Crédits Getty Images

ParVincent Bregevin
23/05/2020 à 21:43 | Mis à jour 24/05/2020 à 15:00
@VB_eurosport

Un talent fou, une personnalité marquante, une gigantesque carrière… Ces sportifs avaient tout, absolument tout, pour être les maîtres de leur sport. Mais ils ont toujours manqué le Graal. Dès ce mercredi et jusqu'à dimanche, Eurosport.fr revient sur ces rois et reines qui n'ont jamais décroché la couronne. Comme Roberto Baggio, le divin Italien maudit en Coupe du monde.

"C'est mon pote… Regarde la mine qu'il va mettre… Il va tirer au-dessus". Celui qui prononce ces paroles, c'est Vincent Candela. Tous ceux qui ont vu le documentaire "Les yeux dans les Bleus" ne l'ont pas oublié. Dans la foulée, Luigi Di Biagio place le ballon sur la barre de Fabien Barthez et qualifie bien malgré lui la France pour les demi-finales du Mondial. L'Italie est éliminée. On ne le sait pas encore, mais ce 3 juillet 1998 a vu les derniers espoirs de remporter une Coupe du monde s'envoler pour l'un des joueurs les plus marquants de la décennie. Peut-être même le plus marquant.

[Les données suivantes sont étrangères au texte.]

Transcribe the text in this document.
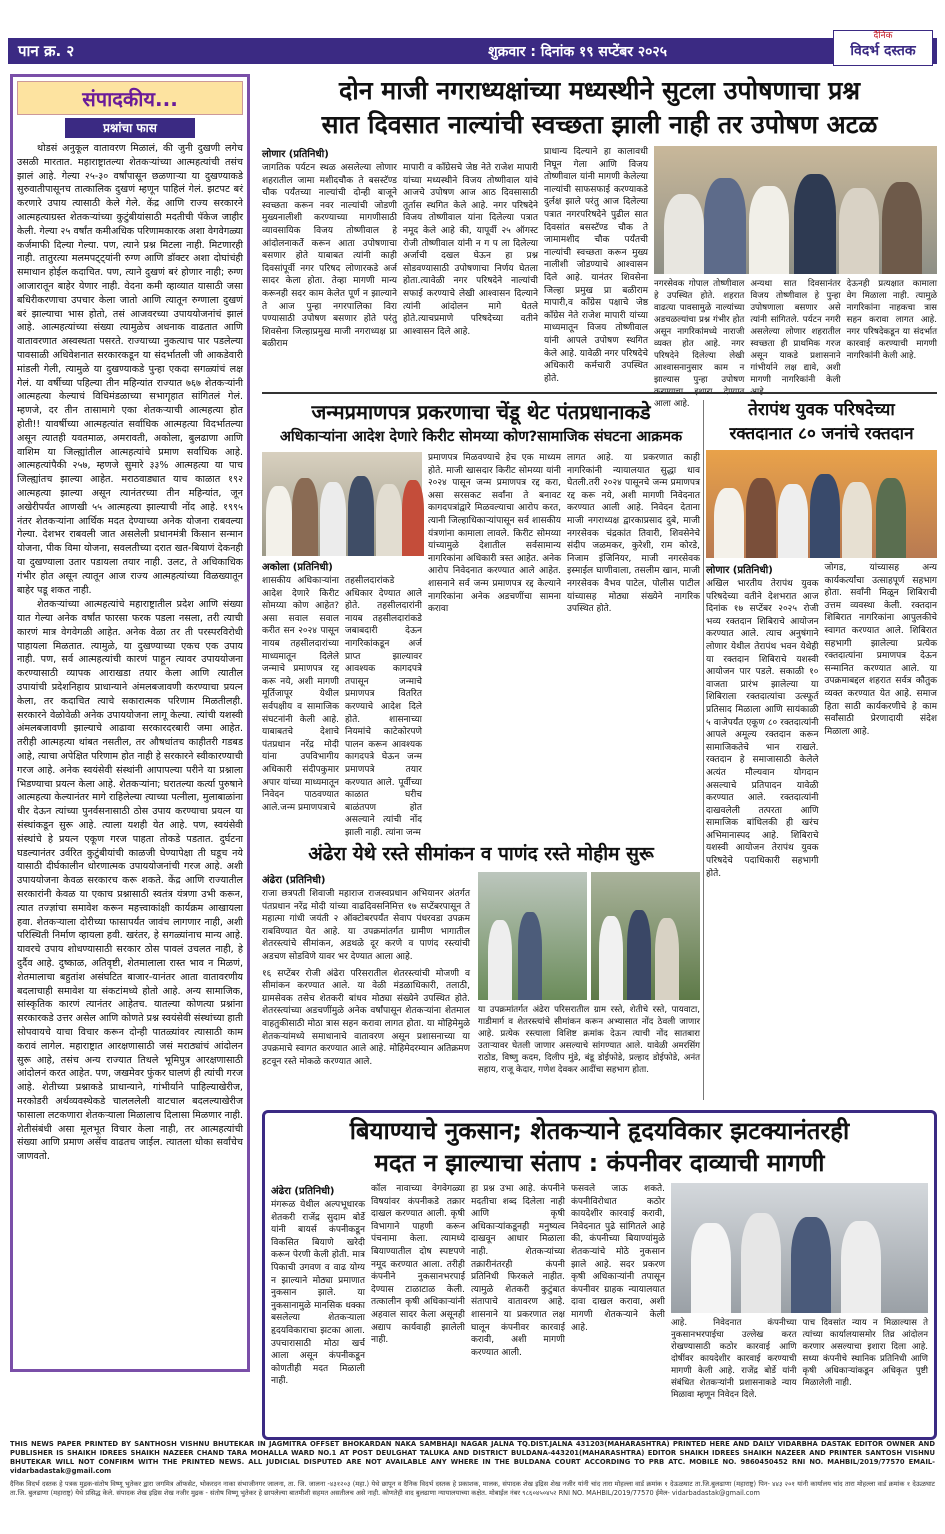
पान क्र. २	शुक्रवार : दिनांक १९ सप्टेंबर २०२५
दैनिक
विदर्भ दस्तक
संपादकीय...
प्रश्नांचा फास

थोडसं अनुकूल वातावरण मिळालं, की जुनी दुखणी लगेच उसळी मारतात. महाराष्ट्रातल्या शेतकऱ्यांच्या आत्महत्यांची तसंच झालं आहे. गेल्या २५-३० वर्षांपासून छळणाऱ्या या दुखण्याकडे सुरुवातीपासूनच तात्कालिक दुखणं म्हणून पाहिलं गेलं. झटपट बरं करणारे उपाय त्यासाठी केले गेले. केंद्र आणि राज्य सरकारने आत्महत्याग्रस्त शेतकऱ्यांच्या कुटुंबीयांसाठी मदतीची पॅकेज जाहीर केली. गेल्या २५ वर्षांत कमीअधिक परिणामकारक अशा वेगवेगळ्या कर्जमाफी दिल्या गेल्या. पण, त्याने प्रश्न मिटला नाही. मिटणारही नाही. तातुरत्या मलमपट्ट्यांनी रुग्ण आणि डॉक्टर अशा दोघांचंही समाधान होईल कदाचित. पण, त्याने दुखणं बरं होणार नाही; रुग्ण आजारातून बाहेर येणार नाही. वेदना कमी व्हाव्यात यासाठी जसा बधिरीकरणाचा उपचार केला जातो आणि त्यातून रुग्णाला दुखणं बरं झाल्याचा भास होतो, तसं आजवरच्या उपाययोजनांचं झालं आहे. आत्महत्यांच्या संख्या त्यामुळेच अधनाक वाढतात आणि वातावरणात अस्वस्थता पसरते. राज्याच्या नुकत्याच पार पडलेल्या पावसाळी अधिवेशनात सरकारकडून या संदर्भातली जी आकडेवारी मांडली गेली, त्यामुळे या दुखण्याकडे पुन्हा एकदा सगळ्यांचं लक्ष गेलं. या वर्षीच्या पहिल्या तीन महिन्यांत राज्यात ७६७ शेतकऱ्यांनी आत्महत्या केल्याचं विधिमंडळाच्या सभागृहात सांगितलं गेलं. म्हणजे, दर तीन तासामागे एका शेतकऱ्याची आत्महत्या होत होती!! यावर्षीच्या आत्महत्यांत सर्वाधिक आत्महत्या विदर्भातल्या असून त्यातही यवतमाळ, अमरावती, अकोला, बुलढाणा आणि वाशिम या जिल्ह्यांतील आत्महत्यांचे प्रमाण सर्वाधिक आहे. आत्महत्यांपैकी २५७, म्हणजे सुमारे ३३% आत्महत्या या पाच जिल्ह्यांतच झाल्या आहेत. मराठवाड्यात याच काळात १९२ आत्महत्या झाल्या असून त्यानंतरच्या तीन महिन्यांत, जून अखेरीपर्यंत आणखी ५५ आत्महत्या झाल्याची नोंद आहे. १९९५ नंतर शेतकऱ्यांना आर्थिक मदत देण्याच्या अनेक योजना राबवल्या गेल्या. देशभर राबवली जात असलेली प्रधानमंत्री किसान सन्मान योजना, पीक विमा योजना, सवलतीच्या दरात खत-बियाणं देकनही या दुखण्याला उतार पडायला तयार नाही. उलट, ते अधिकाधिक गंभीर होत असून त्यातून आज राज्य आत्महत्यांच्या विळख्यातून बाहेर पडू शकत नाही.

शेतकऱ्यांच्या आत्महत्यांचे महाराष्ट्रातील प्रदेश आणि संख्या यात गेल्या अनेक वर्षांत फारसा फरक पडला नसला, तरी त्याची कारणं मात्र वेगवेगळी आहेत. अनेक वेळा तर ती परस्परविरोधी पाहायला मिळतात. त्यामुळे, या दुखण्याच्या एकच एक उपाय नाही. पण, सर्व आत्महत्यांची कारणं पाहून त्यावर उपाययोजना करण्यासाठी व्यापक आराखडा तयार केला आणि त्यातील उपायांची प्रदेशनिहाय प्राधान्याने अंमलबजावणी करण्याचा प्रयत्न केला, तर कदाचित त्याचे सकारात्मक परिणाम मिळतीलही. सरकारने वेळोवेळी अनेक उपाययोजना लागू केल्या. त्यांची यशस्वी अंमलबजावणी झाल्याचे आढावा सरकारदरबारी जमा आहेत. तरीही आत्महत्या थांबत नसतील, तर औषधांतच काहीतरी गडबड आहे, त्याचा अपेक्षित परिणाम होत नाही हे सरकारने स्वीकारण्याची गरज आहे. अनेक स्वयंसेवी संस्थांनी आपापल्या परीने या प्रश्नाला भिडण्याचा प्रयत्न केला आहे. शेतकऱ्यांना; घरातल्या कर्त्या पुरुषाने आत्महत्या केल्यानंतर मागे राहिलेल्या त्याच्या पत्नीला, मुलाबाळांना धीर देऊन त्यांच्या पुनर्वसनासाठी ठोस उपाय करण्याचा प्रयत्न या संस्थांकडून सुरू आहे. त्याला यशही येत आहे. पण, स्वयंसेवी संस्थांचे हे प्रयत्न एकूण गरज पाहता तोकडे पडतात. दुर्घटना घडल्यानंतर उर्वरित कुटुंबीयांची काळजी घेण्यापेक्षा ती घडूच नये यासाठी दीर्घकालीन धोरणात्मक उपाययोजनांची गरज आहे. अशी उपाययोजना केवळ सरकारच करू शकते. केंद्र आणि राज्यातील सरकारांनी केवळ या एकाच प्रश्नासाठी स्वतंत्र यंत्रणा उभी करून, त्यात तज्ज्ञांचा समावेश करून महत्त्वाकांक्षी कार्यक्रम आखायला हवा. शेतकऱ्याला दोरीच्या फासापर्यंत जावंच लागणार नाही, अशी परिस्थिती निर्माण व्हायला हवी. खरंतर, हे सगळ्यांनाच मान्य आहे. यावरचे उपाय शोधण्यासाठी सरकार ठोस पावलं उचलत नाही, हे दुर्दैव आहे. दुष्काळ, अतिवृष्टी, शेतमालाला रास्त भाव न मिळणं, शेतमालाचा बहुतांश असंघटित बाजार-यानंतर आता वातावरणीय बदलाचाही समावेश या संकटांमध्ये होतो आहे. अन्य सामाजिक, सांस्कृतिक कारणं त्यानंतर आहेतच. यातल्या कोणत्या प्रश्नांना सरकारकडे उत्तर असेल आणि कोणते प्रश्न स्वयंसेवी संस्थांच्या हाती सोपवायचे याचा विचार करून दोन्ही पातळ्यांवर त्यासाठी काम करावं लागेल. महाराष्ट्रात आरक्षणासाठी जसं मराठ्यांचं आंदोलन सुरू आहे, तसंच अन्य राज्यात तिथले भूमिपुत्र आरक्षणासाठी आंदोलनं करत आहेत. पण, जखमेवर फुंकर घालणं ही त्यांची गरज आहे. शेतीच्या प्रश्नाकडे प्राधान्याने, गांभीर्याने पाहिल्याखेरीज, मरकोडरी अर्थव्यवस्थेकडे चालललेली वाटचाल बदलल्याखेरीज फासाला लटकणारा शेतकऱ्याला मिळालाच दिलासा मिळणार नाही. शेतीसंबंधी असा मूलभूत विचार केला नाही, तर आत्महत्यांची संख्या आणि प्रमाण असेंच वाढतच जाईल. त्यातला धोका सर्वांचेच जाणवतो.

दोन माजी नगराध्यक्षांच्या मध्यस्थीने सुटला उपोषणाचा प्रश्न
सात दिवसात नाल्यांची स्वच्छता झाली नाही तर उपोषण अटळ
लोणार (प्रतिनिधी)
जागतिक पर्यटन स्थळ असलेल्या लोणार शहरातील जामा मशीदचौक ते बसस्टॅण्ड चौक पर्यंतच्या नाल्यांची दोन्ही बाजूने स्वच्छता करून नवर नाल्यांची जोडणी मुख्यनालीशी करण्याच्या मागणीसाठी व्यावसायिक विजय तोष्णीवाल हे आंदोलनाकर्ते करून आता उपोषणाचा बसणार होते याबाबत त्यांनी काही दिवसांपूर्वी नगर परिषद लोणारकडे अर्ज सादर केला होता. तेव्हा मागणी मान्य करूनही सदर काम केलेत पूर्ण न झाल्याने ते आज पुन्हा नगरपालिका विरा पण्यासाठी उपोषण बसणार होते परंतु शिवसेना जिल्हाप्रमुख माजी नगराध्यक्ष प्रा बळीराम
मापारी व काँग्रेसचे जेष्ठ नेते राजेश मापारी यांच्या मध्यस्थीने विजय तोष्णीवाल यांचे आजचे उपोषण आज आठ दिवसासाठी तूर्तास स्थगित केले आहे. नगर परिषदेने विजय तोष्णीवाल यांना दिलेल्या पत्रात नमूद केले आहे की, यापूर्वी २५ ऑगस्ट रोजी तोष्णीवाल यांनी न ग प ला दिलेल्या अर्जाची दखल घेऊन हा प्रश्न सोडवण्यासाठी उपोषणाचा निर्णय घेतला होता.त्यावेळी नगर परिषदेने नाल्यांची सफाई करण्याचे लेखी आश्वासन दिल्याने त्यांनी आंदोलन मागे घेतले होते.त्याचप्रमाणे परिषदेच्या वतीने आश्वासन दिले आहे.
प्राधान्य दिल्याने हा कालावधी निघून गेला आणि विजय तोष्णीवाल यांनी मागणी केलेल्या नाल्यांची साफसफाई करण्याकडे दुर्लक्ष झाले परंतु आज दिलेल्या पत्रात नगरपरिषदेने पुढील सात दिवसांत बसस्टॅण्ड चौक ते जामामशीद चौक पर्यंतची नाल्यांची स्वच्छता करून मुख्य नालीशी जोडण्याचे आश्वासन दिले आहे. यानंतर शिवसेना जिल्हा प्रमुख प्रा बळीराम मापारी,व काँग्रेस पक्षाचे जेष्ठ काँग्रेस नेते राजेश मापारी यांच्या माध्यमातून विजय तोष्णीवाल यांनी आपले उपोषण स्थगित केले आहे. यावेळी नगर परिषदेचे अधिकारी कर्मचारी उपस्थित होते.
नगरसेवक गोपाल तोष्णीवाल हे उपस्थित होते. शहरात वाढत्या पावसामुळे नाल्यांच्या अडचळल्यांचा प्रश्न गंभीर होत असून नागरिकांमध्ये नाराजी व्यक्त होत आहे. नगर परिषदेने दिलेल्या लेखी आश्वासनानुसार काम न झाल्यास पुन्हा उपोषण आला आहे.
अन्यथा सात दिवसानंतर विजय तोष्णीवाल हे पुन्हा उपोषणाला बसणार असे त्यांनी सांगितले. पर्यटन नगरी असलेल्या लोणार शहरातील स्वच्छता ही प्राथमिक गरज असून याकडे प्रशासनाने गांभीर्याने लक्ष द्यावे, अशी मागणी नागरिकांनी केली
देऊनही प्रत्यक्षात कामाला वेग मिळाला नाही. त्यामुळे नागरिकांना नाहकचा त्रास सहन करावा लागत आहे. नगर परिषदेकडून या संदर्भात कारवाई करण्याची मागणी नागरिकांनी केली आहे.
जन्मप्रमाणपत्र प्रकरणाचा चेंडू थेट पंतप्रधानाकडे
अधिकाऱ्यांना आदेश देणारे किरीट सोमय्या कोण?सामाजिक संघटना आक्रमक
अकोला (प्रतिनिधी)
शासकीय अधिकाऱ्यांना आदेश देणारे किरीट सोमय्या कोण आहेत? असा सवाल सवाल करीत सन २०२४ पासून नायब तहसीलदारांच्या माध्यमातून दिलेले जन्माचे प्रमाणपत्र रद्द करू नये, अशी मागणी मूर्तिजापूर येथील सर्वपक्षीय व सामाजिक संघटनांनी केली आहे. याबाबतचे देशाचे पंतप्रधान नरेंद्र मोदी यांना उपविभागीय अधिकारी संदीपकुमार अपार यांच्या माध्यमातून निवेदन पाठवण्यात आले.जन्म प्रमाणपत्राचे
तहसीलदारांकडे अधिकार देण्यात आले होते. तहसीलदारांनी नायब तहसीलदारांकडे जबाबदारी देऊन नागरिकांकडून अर्ज प्राप्त झाल्यावर आवश्यक कागदपत्रे तपासून जन्माचे प्रमाणपत्र वितरित करण्याचे आदेश दिले होते. शासनाच्या नियमांचे काटेकोरपणे पालन करून आवश्यक कागदपत्रे घेऊन जन्म प्रमाणपत्रे तयार करण्यात आले. पूर्वीच्या काळात घरीच बाळंतपण होत असल्याने त्यांची नोंद झाली नाही. त्यांना जन्म
प्रमाणपत्र मिळवण्याचे हेच एक माध्यम होते. माजी खासदार किरीट सोमय्या यांनी २०२४ पासून जन्म प्रमाणपत्र रद्द करा, असा सरसकट सर्वांना ते बनावट कागदपत्रांद्वारे मिळवल्याचा आरोप करत, त्यानी जिल्हाधिकाऱ्यांपासून सर्व शासकीय यंत्रणांना कामाला लावले. किरीट सोमय्या यांच्यामुळे देशातील सर्वसामान्य नागरिकांना अधिकारी त्रस्त आहेत. अनेक आरोप निवेदनात करण्यात आले आहेत. शासनाने सर्व जन्म प्रमाणपत्र रद्द केल्याने नागरिकांना अनेक अडचणींचा सामना करावा
लागत आहे. या प्रकरणात काही नागरिकांनी न्यायालयात सुद्धा धाव घेतली.तरी २०२४ पासूनचे जन्म प्रमाणपत्र रद्द करू नये, अशी मागणी निवेदनात करण्यात आली आहे. निवेदन देताना माजी नगराध्यक्ष द्वारकाप्रसाद दुबे, माजी नगरसेवक चंद्रकांत तिवारी, शिवसेनेचे संदीप जळमकर, कुरेशी, राम कोरडे, निजाम इंजिनियर, माजी नगरसेवक इस्माईल घाणीवाला, तसलीम खान, माजी नगरसेवक वैभव पाटेल, पोलीस पाटील यांच्यासह मोठ्या संख्येने नागरिक उपस्थित होते.
तेरापंथ युवक परिषदेच्या
रक्तदानात ८० जनांचे रक्तदान
लोणार (प्रतिनिधी)
अखिल भारतीय तेरापंथ युवक परिषदेच्या वतीने देशभरात आज दिनांक १७ सप्टेंबर २०२५ रोजी भव्य रक्तदान शिबिराचे आयोजन करण्यात आले. त्याच अनुषंगाने लोणार येथील तेरापंथ भवन येथेही या रक्तदान शिबिराचे यशस्वी आयोजन पार पडले. सकाळी १० वाजता प्रारंभ झालेल्या या शिबिराला रक्तदात्यांचा उत्स्फूर्त प्रतिसाद मिळाला आणि सायंकाळी ५ वाजेपर्यंत एकूण ८० रक्तदात्यांनी आपले अमूल्य रक्तदान करून सामाजिकतेचे भान राखले. रक्तदान हे समाजासाठी केलेले अत्यंत मौल्यवान योगदान असल्याचे प्रतिपादन यावेळी करण्यात आले. रक्तदात्यांनी दाखवलेली तत्परता आणि सामाजिक बांधिलकी ही खरंच अभिमानास्पद आहे. शिबिराचे यशस्वी आयोजन तेरापंथ युवक परिषदेचे पदाधिकारी सहभागी होते.
जोगड, यांच्यासह अन्य कार्यकर्त्यांचा उत्साहपूर्ण सहभाग होता. सर्वांनी मिळून शिबिराची उत्तम व्यवस्था केली. रक्तदान शिबिरात नागरिकांना आपुलकीचे स्वागत करण्यात आले. शिबिरात सहभागी झालेल्या प्रत्येक रक्तदात्यांना प्रमाणपत्र देऊन सन्मानित करण्यात आले. या उपक्रमाबद्दल शहरात सर्वत्र कौतुक व्यक्त करण्यात येत आहे. समाज हिता साठी कार्यकरणीचे हे काम सर्वांसाठी प्रेरणादायी संदेश मिळाला आहे.
अंढेरा येथे रस्ते सीमांकन व पाणंद रस्ते मोहीम सुरू
अंढेरा (प्रतिनिधी)
राजा छत्रपती शिवाजी महाराज राजस्वप्रधान अभियानर अंतर्गत पंतप्रधान नरेंद्र मोदी यांच्या वाढदिवसनिमित्त १७ सप्टेंबरपासून ते महात्मा गांधी जयंती २ ऑक्टोबरपर्यंत सेवाप पंधरवडा उपक्रम राबविण्यात येत आहे. या उपक्रमांतर्गत ग्रामीण भागातील शेतरस्त्यांचे सीमांकन, अडथळे दूर करणे व पाणंद रस्त्यांची अडचण सोडविणे यावर भर देण्यात आला आहे.
१६ सप्टेंबर रोजी अंढेरा परिसरातील शेतरस्त्यांची मोजणी व सीमांकन करण्यात आले. या वेळी मंडळाधिकारी, तलाठी, ग्रामसेवक तसेच शेतकरी बांधव मोठ्या संख्येने उपस्थित होते. शेतरस्त्यांच्या अडचणींमुळे अनेक वर्षांपासून शेतकऱ्यांना शेतमाल वाहतुकीसाठी मोठा त्रास सहन करावा लागत होता. या मोहिमेमुळे शेतकऱ्यांमध्ये समाधानाचे वातावरण असून प्रशासनाच्या या उपक्रमाचे स्वागत करण्यात आले आहे. मोहिमेदरम्यान अतिक्रमण हटवून रस्ते मोकळे करण्यात आले.
या उपक्रमांतर्गत अंढेरा परिसरातील ग्राम रस्ते, शेतीचे रस्ते, पायवाटा, गाडीमार्ग व शेतरस्त्यांचे सीमांकन करून अभ्यासात नोंद ठेवली जाणार आहे. प्रत्येक रस्त्याला विशिष्ट क्रमांक देऊन त्याची नोंद सातबारा उताऱ्यावर घेतली जाणार असल्याचे सांगण्यात आले. यावेळी अमरसिंग राठोड, विष्णु कदम, दिलीप मुंडे, बंडू डोईफोडे, प्रल्हाद डोईफोडे, अनंत सहाय, राजू केदार, गणेश देवकर आदींचा सहभाग होता.
बियाण्याचे नुकसान; शेतकऱ्याने हृदयविकार झटक्यानंतरही
मदत न झाल्याचा संताप : कंपनीवर दाव्याची मागणी
अंढेरा (प्रतिनिधी)
मंगरूळ येथील अल्पभूधारक शेतकरी राजेंद्र सुदाम बोर्डे यांनी बायर्स कंपनीकडून विकसित बियाणे खरेदी करून पेरणी केली होती. मात्र पिकाची उगवण व वाढ योग्य न झाल्याने मोठ्या प्रमाणात नुकसान झाले. या नुकसानामुळे मानसिक धक्का बसलेल्या शेतकऱ्याला हृदयविकाराचा झटका आला. उपचारासाठी मोठा खर्च आला असून कंपनीकडून कोणतीही मदत मिळाली नाही.
कॉल नावाच्या वेगवेगळ्या विषयांवर कंपनीकडे तक्रार दाखल करण्यात आली. कृषी विभागाने पाहणी करून पंचनामा केला. त्यामध्ये बियाण्यातील दोष स्पष्टपणे नमूद करण्यात आला. तरीही कंपनीने नुकसानभरपाई देण्यास टाळाटाळ केली. तत्कालीन कृषी अधिकाऱ्यांनी अहवाल सादर केला असूनही अद्याप कार्यवाही झालेली नाही.
हा प्रश्न उभा आहे. कंपनीने मदतीचा शब्द दिलेला नाही आणि कृषी अधिकाऱ्यांकडूनही मनुष्यत्व दाखवून आधार मिळाला नाही. शेतकऱ्यांच्या तक्रारीनंतरही कंपनी प्रतिनिधी फिरकले नाहीत. त्यामुळे शेतकरी कुटुंबात संतापाचे वातावरण आहे. शासनाने या प्रकरणात लक्ष घालून कंपनीवर कारवाई करावी, अशी मागणी करण्यात आली.
फसवले जाऊ शकते. कंपनीविरोधात कठोर कायदेशीर कारवाई करावी, निवेदनात पुढे सांगितले आहे की, कंपनीच्या बियाण्यांमुळे शेतकऱ्यांचे मोठे नुकसान झाले आहे. सदर प्रकरण कृषी अधिकाऱ्यांनी तपासून कंपनीवर ग्राहक न्यायालयात दावा दाखल करावा, अशी मागणी शेतकऱ्याने केली आहे.	आहे. निवेदनात कंपनीच्या नुकसानभरपाईचा उल्लेख करत रोखण्यासाठी कठोर कारवाई आणि दोषींवर कायदेशीर कारवाई करण्याची मागणी केली आहे. राजेंद्र बोर्डे यांनी संबंधित शेतकऱ्यांनी प्रशासनाकडे न्याय मिळावा म्हणून निवेदन दिले.
पाच दिवसांत न्याय न मिळाल्यास ते त्यांच्या कार्यालयासमोर तिव्र आंदोलन करणार असल्याचा इशारा दिला आहे. सध्या कंपनीचे स्थानिक प्रतिनिधी आणि कृषी अधिकाऱ्यांकडून अधिकृत पुष्टी मिळालेली नाही.
THIS NEWS PAPER PRINTED BY SANTHOSH VISHNU BHUTEKAR IN JAGMITRA OFFSET BHOKARDAN NAKA SAMBHAJI NAGAR JALNA TQ.DIST.JALNA 431203(MAHARASHTRA) PRINTED HERE AND DAILY VIDARBHA DASTAK EDITOR OWNER AND PUBLISHER IS SHAIKH IDREES SHAIKH NAZEER CHAND TARA MOHALLA WARD NO.1 AT POST DEULGHAT TALUKA AND DISTRICT BULDANA-443201(MAHARASHTRA) EDITOR SHAIKH IDREES SHAIKH NAZEER AND PRINTER SANTOSH VISHNU BHUTEKAR WILL NOT CONFIRM WITH THE PRINTED NEWS. ALL JUDICIAL DISPUTED ARE NOT AVAILABLE ANY WHERE IN THE BULDANA COURT ACCORDING TO PRB ATC. MOBILE NO. 9860450452 RNI NO. MAHBIL/2019/77570 EMAIL- vidarbadastak@gmail.com
दैनिक विदर्भ दस्तक हे पत्रक मुद्रक-संतोष विष्णू भुतेकर द्वारा जगमित्र ऑफसेट, भोकरदन नाका संभाजीनगर जालना, ता. जि. जालना -४३१२०३ (महा.) येथे छापून व दैनिक विदर्भ दस्तक हे प्रकाशक, मालक, संपादक शेख इद्रिस शेख नजीर यांनी चांद तारा मोहल्ला वार्ड क्रमांक १ देऊळघाट ता.जि.बुलढाणा (महाराष्ट्र) पिन- ४४३ २०१ यांनी कार्यालय चांद तारा मोहल्ला वार्ड क्रमांक १ देऊळघाट ता.जि. बुलढाणा (महाराष्ट्र) येथे प्रसिद्ध केले. संपादक शेख इद्रिस शेख नजीर मुद्रक - संतोष विष्णू भुतेकर हे छापलेल्या बातमीशी सहमत असतीलच असे नाही. कोणतेही वाद बुलढाणा न्यायालयाच्या कक्षेत. मोबाईल नंबर ९८६०४५०४५२ RNI NO. MAHBIL/2019/77570 ईमेल- vidarbadastak@gmail.com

Dire que Roberto Baggio était un joueur dominant serait presque réducteur. Il était bien plus que cela. Pour reprendre le slogan d'un célèbre chocolatier, il offrait quelques grammes de finesse dans un monde de brutes. Le football n'était pas toujours beau à voir au début des années 90. Il dégageait souvent une odeur nauséabonde de corruption. Il se complaisait régulièrement entre violence, rigidité et tricherie sur le terrain. Il ne laissait plus de place aux artistes. Baggio a su mettre de la poésie dans une époque qui n'en voulait pas. Cela n'apparaîtra jamais sur son CV. Mais c'est peut-être son plus bel exploit.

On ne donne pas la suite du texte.